Mucho, muchísimo antes, el ser humano había desentrañado el secreto del fuego, y con ese logro prometeico había principiado una historia que es la de la domesticación progresiva de lo sublime, la del gobierno de la intemperie. El Neolítico fue otro hito. El Homo sapiens acabaría incluso volando, sueño antiquísimo este: ya en la Córdoba califal se registra el descalabro de Abbás ibn Firnás, astrólogo de la corte de Abderramán II y hombre de variados intereses científicos, que sobrevivió de milagro al salto desde lo alto, bien de una torre, bien de un precipicio (las crónicas no son claras), agarrado a unas alas especialmente diseñadas al efecto. Cuenta Violet Moller en La ruta del conocimiento: la historia de cómo se perdieron y redescubrieron las ideas del mundo clásico que «sobrevivió de milagro, a pesar de tener ya sesenta y tantos años, y llegó a la conclusión de que no había tenido en cuenta lo importante que era la cola de los pájaros en el proceso de aterrizaje». Podría considerársele un pionero del wingsuit, ese terno alígero con el que hoy se tiran algunos desde las cimas de las montañas, y aunque la cosa es mucho más segura que aquellas alas de Ícaro, también se descalabran a veces: escribimos esto pocos días después de la muerte de esta guisa de un hombre que se arrojó desde la cumbre del Tiatordos, emblemática montaña asturiana. 

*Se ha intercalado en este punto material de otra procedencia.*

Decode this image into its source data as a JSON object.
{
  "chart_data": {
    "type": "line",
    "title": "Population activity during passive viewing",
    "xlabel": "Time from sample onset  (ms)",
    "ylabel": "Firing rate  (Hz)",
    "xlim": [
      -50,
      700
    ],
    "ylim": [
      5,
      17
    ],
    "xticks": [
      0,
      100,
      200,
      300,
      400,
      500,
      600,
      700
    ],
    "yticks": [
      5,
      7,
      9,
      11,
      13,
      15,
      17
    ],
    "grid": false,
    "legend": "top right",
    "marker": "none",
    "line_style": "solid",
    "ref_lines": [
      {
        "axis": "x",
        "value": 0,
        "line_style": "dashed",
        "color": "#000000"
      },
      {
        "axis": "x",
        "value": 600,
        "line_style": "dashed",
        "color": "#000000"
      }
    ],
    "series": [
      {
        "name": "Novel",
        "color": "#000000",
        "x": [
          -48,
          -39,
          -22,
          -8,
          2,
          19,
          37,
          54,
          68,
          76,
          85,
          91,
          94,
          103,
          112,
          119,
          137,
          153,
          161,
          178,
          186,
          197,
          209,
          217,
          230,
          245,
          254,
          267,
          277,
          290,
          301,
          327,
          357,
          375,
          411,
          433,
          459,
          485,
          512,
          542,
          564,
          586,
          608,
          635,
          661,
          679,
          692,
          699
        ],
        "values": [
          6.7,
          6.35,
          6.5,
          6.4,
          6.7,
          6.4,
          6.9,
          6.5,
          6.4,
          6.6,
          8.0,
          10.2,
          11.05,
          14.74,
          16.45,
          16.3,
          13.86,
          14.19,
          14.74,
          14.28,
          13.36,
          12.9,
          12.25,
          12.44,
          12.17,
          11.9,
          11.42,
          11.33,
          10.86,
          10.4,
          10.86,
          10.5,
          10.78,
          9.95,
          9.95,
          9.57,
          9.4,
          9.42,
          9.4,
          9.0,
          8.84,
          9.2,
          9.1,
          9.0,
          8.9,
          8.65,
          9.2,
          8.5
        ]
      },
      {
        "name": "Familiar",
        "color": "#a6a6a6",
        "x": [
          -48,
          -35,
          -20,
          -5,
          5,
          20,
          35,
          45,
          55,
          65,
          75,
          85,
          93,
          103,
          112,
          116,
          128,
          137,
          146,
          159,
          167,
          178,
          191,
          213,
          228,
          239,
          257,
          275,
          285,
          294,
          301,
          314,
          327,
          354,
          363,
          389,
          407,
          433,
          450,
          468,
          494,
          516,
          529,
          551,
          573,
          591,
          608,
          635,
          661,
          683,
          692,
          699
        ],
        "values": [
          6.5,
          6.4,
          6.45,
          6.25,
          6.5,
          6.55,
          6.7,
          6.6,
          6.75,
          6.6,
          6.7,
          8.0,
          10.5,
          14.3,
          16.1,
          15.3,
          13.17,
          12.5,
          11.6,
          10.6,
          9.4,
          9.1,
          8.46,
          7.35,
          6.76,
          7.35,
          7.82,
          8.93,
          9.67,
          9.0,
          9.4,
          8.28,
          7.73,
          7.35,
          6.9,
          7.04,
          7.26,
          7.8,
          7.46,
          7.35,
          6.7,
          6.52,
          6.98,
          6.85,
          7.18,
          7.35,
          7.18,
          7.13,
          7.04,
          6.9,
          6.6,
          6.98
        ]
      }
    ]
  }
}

Somos criaturas descentradas, seres incómodos en el traje de su especie y que quisieran ser otras: pájaros, por ejemplo. Pero, sobre todo, hemos querido ser dioses. Hemos jugado a serlo. El trigal no era el bosque, sino un remedo del bosque, una maqueta del bosque, un warhammer del bosque, el champín de aquel champán. Milenios más tarde, la misma sensación olímpica que glosaba Canetti la tendría Manuel Chaves Nogales a bordo del avión en el que daba la vuelta a Europa, en 1928. Sobrevolando Berlín, e impresionándose del espectáculo «grandioso» de su iluminación nocturna, al periodista sevillano le parecía que el ser humano había conseguido crear su propio firmamento, y uno más hermoso que el de toda la vida. La Unter den Linden iluminada, centro de la «gran masa incandescente» del centro de la capital, era más brillante que «la pobre y desteñida Vía Láctea» y «la rudimentaria arquitectura de las constelaciones hechas para sencillos pastores» no tenía «ninguna importancia al lado de la difícil geometría» de aquellos «millones de lucecitas» que brillaban allá abajo «describiendo el laberinto de las calles de la ciudad» y el autor de La vuelta a Europa en avión tenía la convicción de que «la luz tenue e igual de las estrellas envidiaría las gemas riquísimas de estas estrellas urbanas en las que hay diamantes, zafiros, rubíes, amatistas, esmeraldas y ópalos». Se podía certificar la defunción del «sentimiento de lo sublime en la Naturaleza», que «subsistía ya solo porque el espectáculo de la noche espolvoreada de luz seguía siendo insuperable», pero había sido también, finalmente, superado. 

Del dominio del bosque, de la capacidad de sembrar un bosque propio, al dominio del cosmos todo; a la capacidad de borrar las estrellas del cielo de las ciudades con la luz eléctrica, tal como explícitamente querían Marinetti y sus futuristas, y crear con ella un cosmos nuevo, por nosotros diseñado, por nosotros encendido y apagado a voluntad; un firmamento en la tierra devenida cielo, visible desde el cielo ahora accesible, devenido tierra por lo tanto: definitiva inversión de las leyes originarias de la vida de nuestra especie. He ahí, sí, una historia infinitesimal de la humanidad. Con el fuego que Prometeo hurtara a los dioses, primero asamos mamuts, y milenios abajo, acabamos prendiendo nuestras propias estrellas. Pero seguimos incómodos. Siempre lo estaremos; no puede no estarlo este pitecántropo culoinquieto que somos. Siempre lo estaremos, no puede no estarlo este pitecántropo culoinquieto que somos. Y entonces adviene una perturbadora deducción: si ya no nos quedan prerrogativas que arrebatarle a Dios, tal vez la historia que venga sea la de nuestros esfuerzos por arrebatárselas al Diablo —ese que, cuando no tiene que hacer, mata moscas con el rabo—; la de que, muerta de éxito la era del crear, del entretenernos creando, ahora sea el turno del entretenimiento del destruir.